Ade memastikan seluruh dana SiLPA telah memiliki rencana penggunaan yang jelas dan siap dialokasikan untuk program prioritas.

“SiLPA Kabupaten Bandung Barat tidak dapat dilihat semata-mata sebagai kegagalan serapan anggaran, melainkan dipengaruhi sejumlah faktor teknis dalam pengelolaan keuangan daerah,” ungkap Ade Zakir di Ngamprah, Rabu, 14 Januari 2026.

Ade menjelaskan, salah satu penyebab SiLPA berasal dari dana alokasi khusus (DAK) fisik dan nonfisik yang peruntukannya telah ditetapkan pemerintah pusat.

Dana tersebut memiliki ketentuan ketat sehingga tidak seluruhnya dapat direalisasikan dalam satu tahun anggaran.

Selain itu, kebijakan pembayaran tunjangan kinerja aparatur di awal tahun anggaran juga memengaruhi besaran SiLPA untuk mendukung pembiayaan iuran BPJS Kesehatan demi menjamin Universal Health Coverage (UHC) bagi masyarakat.

“Kondisi seperti ini juga terjadi di banyak kabupaten dan kota lain di Jawa Barat. Jadi tidak berdiri sendiri,” katanya.

Evaluasi dan Penggunaan SiLPA

Pemerintah daerah menjadikan SiLPA sebagai bahan evaluasi untuk memperbaiki kualitas perencanaan dan pelaksanaan anggaran.

Penggunaan SiLPA akan disesuaikan dengan arahan Gubernur Jawa Barat.

“Penggunaannya sudah kami siapkan, khususnya untuk infrastruktur seperti jalan dan irigasi, agar dampaknya bisa langsung dirasakan masyarakat,” ujar Ade.

Terkait besaran SiLPA, Ade menyebut angka pastinya masih menunggu hasil audit Badan Pemeriksa Keuangan (BPK).

“Angkanya belum final karena masih dalam proses audit BPK. Yang jelas, kondisi keuangan daerah tetap sehat, tidak defisit, dan SiLPA ini akan kami kelola sesuai ketentuan,” sebutnya.

Rincian SiLPA Bandung Barat

Bupati Bandung Barat Jeje Ritchie Ismail menyampaikan, total Anggaran Pendapatan dan Belanja Daerah (APBD) Kabupaten Bandung Barat mencapai sekitar Rp 3,5 triliun.

Dari jumlah tersebut, SiLPA sementara tercatat sekitar Rp 204 miliar, dengan rincian Rp 188 miliar di kas daerah dan Rp 16 miliar di Badan Layanan Umum Daerah (BLUD).

“Sekitar Rp 160 miliar sudah kami siapkan untuk pembangunan infrastruktur, terutama jalan dan irigasi,” kata Jeje kepada Dedi Mulyadi beberapa waktu lalu.

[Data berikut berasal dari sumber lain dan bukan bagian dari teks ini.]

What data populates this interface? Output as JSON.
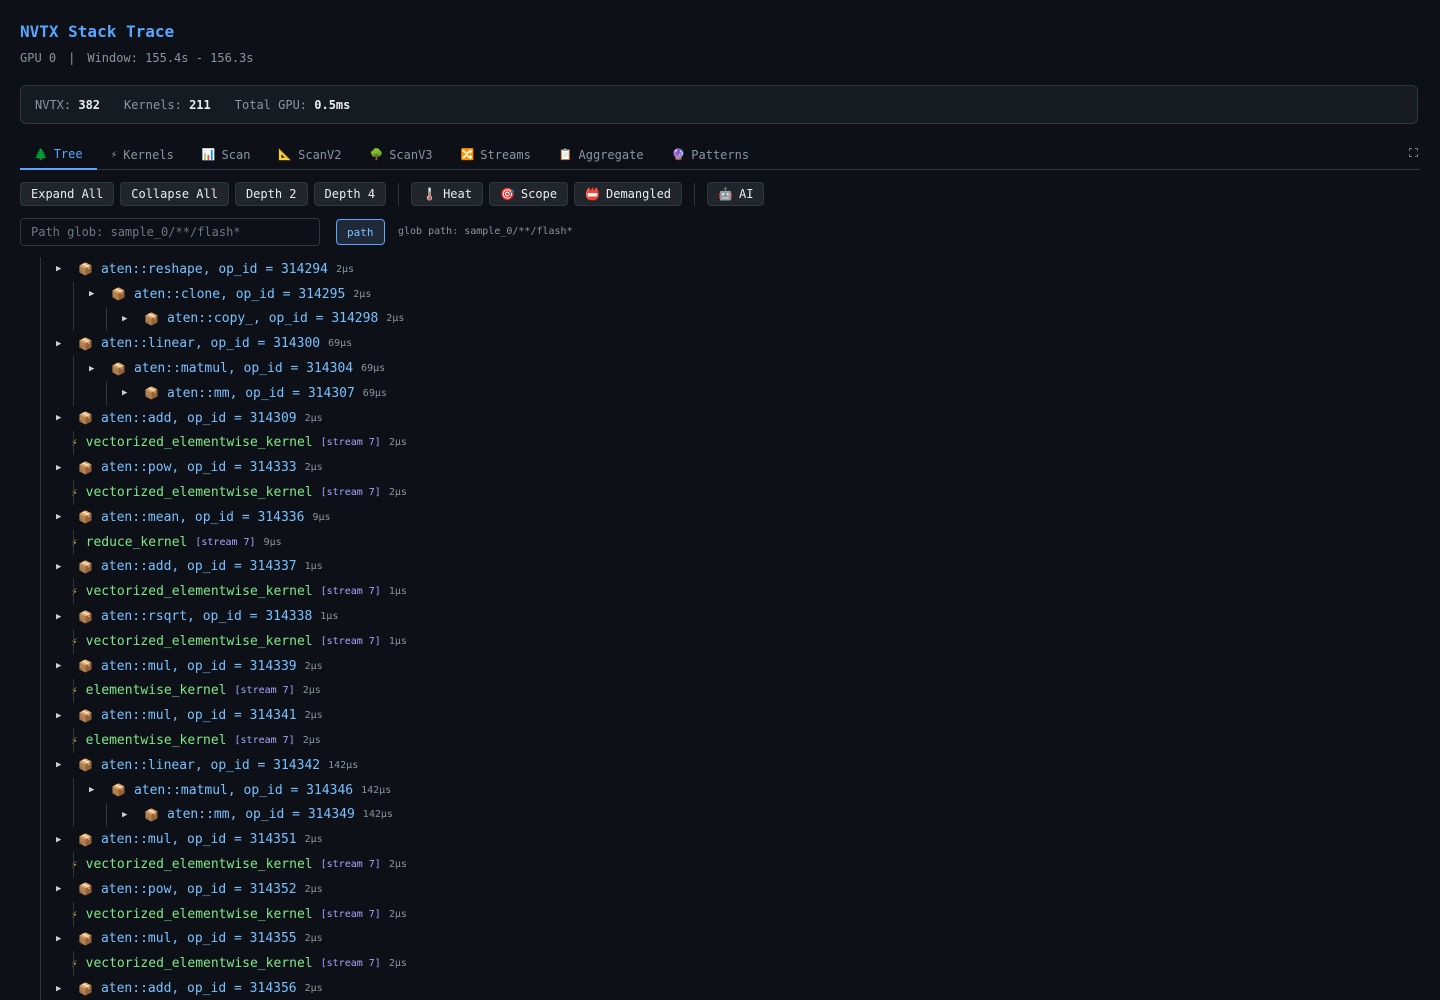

Pemerintah daerah berkomitmen menindaklanjuti arahan Gubernur Jawa Barat agar anggaran tidak mengendap dan dimanfaatkan untuk kepentingan masyarakat.

“Peningkatan kualitas perencanaan dan percepatan pelaksanaan program menjadi fokus ke depan,” ujarnya.

KDM: Anggaran Bukan untuk Disimpan

Gubernur Jawa Barat Dedi Mulyadi atau biasa disebut Kang Dedi Mulyadi (KDM) menegaskan, SiLPA tidak boleh dibiarkan mengendap di kas daerah.

Ia meminta seluruh pemerintah daerah serta organisasi perangkat daerah (OPD) memperbaiki perencanaan serta mempercepat realisasi belanja.

“Anggaran itu bukan untuk disimpan, tapi untuk dibelanjakan demi kepentingan rakyat. Setiap rupiah yang tidak terserap berarti ada kebutuhan masyarakat yang tertunda,” tegas Dedi.

Pemerintah Provinsi Jawa Barat akan mengevaluasi OPD dengan serapan anggaran rendah, sembari mendorong percepatan administrasi dan pengadaan dengan tetap menjaga akuntabilitas.

“Percepatan boleh, tapi kualitas dan transparansi tetap harus dijaga,” ujarnya.